In a police interview, Pile said he wrote the viruses to increase his self-esteem, and because he was disappointed there was no effective viruses in circulation written by a UK virus writer.

The viruses devised by Pile, who signed them from Black Baron UK 94, were the two most sophisticated ever written.

What made them doubly dangerous was another virus, an encryption engine, or code-scrambling system, he called Smeg, which could be attached to the other viruses.
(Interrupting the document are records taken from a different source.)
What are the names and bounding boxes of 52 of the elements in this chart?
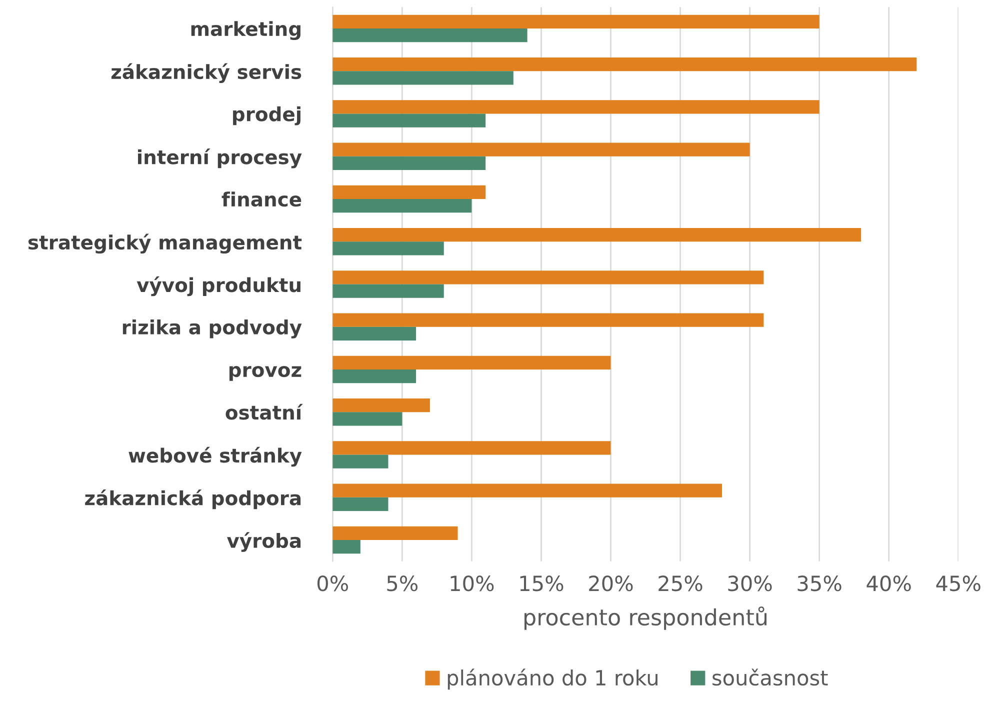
bar bbox=[332, 156, 486, 170]
bar bbox=[332, 356, 611, 370]
x-tick-label: 35% bbox=[798, 576, 842, 592]
x-tick-label: 20% bbox=[589, 576, 633, 592]
bar bbox=[332, 185, 486, 199]
y-tick-label: interní procesy bbox=[138, 148, 302, 168]
x-tick-label: 10% bbox=[450, 576, 494, 592]
bar bbox=[332, 114, 486, 128]
y-tick-label: marketing bbox=[191, 21, 300, 40]
x-tick-label: 30% bbox=[728, 576, 772, 592]
bar bbox=[332, 412, 402, 426]
bar bbox=[332, 100, 820, 114]
bar bbox=[332, 270, 764, 284]
legend-label: plánováno do 1 roku bbox=[448, 668, 658, 690]
bar bbox=[332, 497, 388, 511]
bar bbox=[332, 369, 416, 384]
bar bbox=[332, 540, 360, 554]
bar bbox=[332, 14, 820, 28]
legend-label: současnost bbox=[712, 668, 828, 686]
y-tick-label: strategický management bbox=[28, 234, 302, 254]
bar bbox=[332, 228, 862, 242]
bar bbox=[332, 326, 416, 340]
x-tick-label: 0% bbox=[317, 576, 348, 592]
y-tick-label: ostatní bbox=[226, 404, 303, 420]
bar bbox=[332, 313, 764, 327]
x-tick-label: 45% bbox=[936, 576, 980, 592]
y-tick-label: zákaznický servis bbox=[111, 63, 302, 84]
bar bbox=[332, 284, 444, 298]
y-tick-label: prodej bbox=[233, 106, 300, 126]
y-tick-label: vývoj produktu bbox=[136, 276, 300, 296]
bar bbox=[332, 441, 611, 455]
y-tick-label: finance bbox=[222, 192, 302, 207]
y-tick-label: provoz bbox=[229, 366, 302, 381]
bar bbox=[332, 198, 472, 213]
y-tick-label: rizika a podvody bbox=[122, 319, 302, 338]
x-tick-label: 5% bbox=[387, 576, 418, 592]
x-tick-label: 25% bbox=[658, 576, 702, 592]
x-axis-title: procento respondentů bbox=[524, 606, 766, 630]
bar bbox=[332, 454, 388, 468]
bar bbox=[332, 142, 750, 156]
bar bbox=[332, 398, 430, 412]
bar bbox=[332, 526, 458, 540]
x-tick-label: 15% bbox=[520, 576, 564, 592]
x-tick-label: 40% bbox=[866, 576, 911, 592]
bar bbox=[332, 242, 444, 256]
bar bbox=[332, 71, 514, 85]
bar bbox=[332, 57, 917, 72]
y-tick-label: zákaznická podpora bbox=[85, 490, 301, 510]
y-tick-label: výroba bbox=[227, 532, 301, 552]
bar bbox=[332, 28, 528, 42]
y-tick-label: webové stránky bbox=[128, 446, 302, 467]
bar bbox=[332, 484, 722, 498]
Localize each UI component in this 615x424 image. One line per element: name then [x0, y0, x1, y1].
On each infection Smeg would change its form, producing as many as four million different versions.

Pile spread the viruses by hiding them in innocent-looking computer games - and even in a piece of anti-virus software - which users around the country downloaded from electronic bulletin boards, unwittingly infecting their own systems.

Every time a piece of his software was run, one of the viruses attached itself to files and expanded them - a process which eventually used up all the system's memory, rendering it completely unusable.

Pile encouraged other computer buffs to write their own viruses and use his Smeg virus - which he made available on bulletin boards.

A third version of the Smeg engine enabled it to exist as an independent entity which could be passed on to others for inclusion in their viruses.

Smeg was available on the Internet in the United States and Germany, and had reached criminal elements in Northern Ireland and the US, Brian Lett, for the prosecution, told the court yesterday. "Some future damage is inevitable," he said. "Its effect is incalculable."

Mr Lett added that as part of the investigation police had gone to a house in Belfast where they found a computer bulletin board, called Illegality The Unstoppable Crime Machine, with a version of Smeg on it.

He told the court that Pile had designed two damaging and destructive viruses with the intention of releasing them to the public communications network.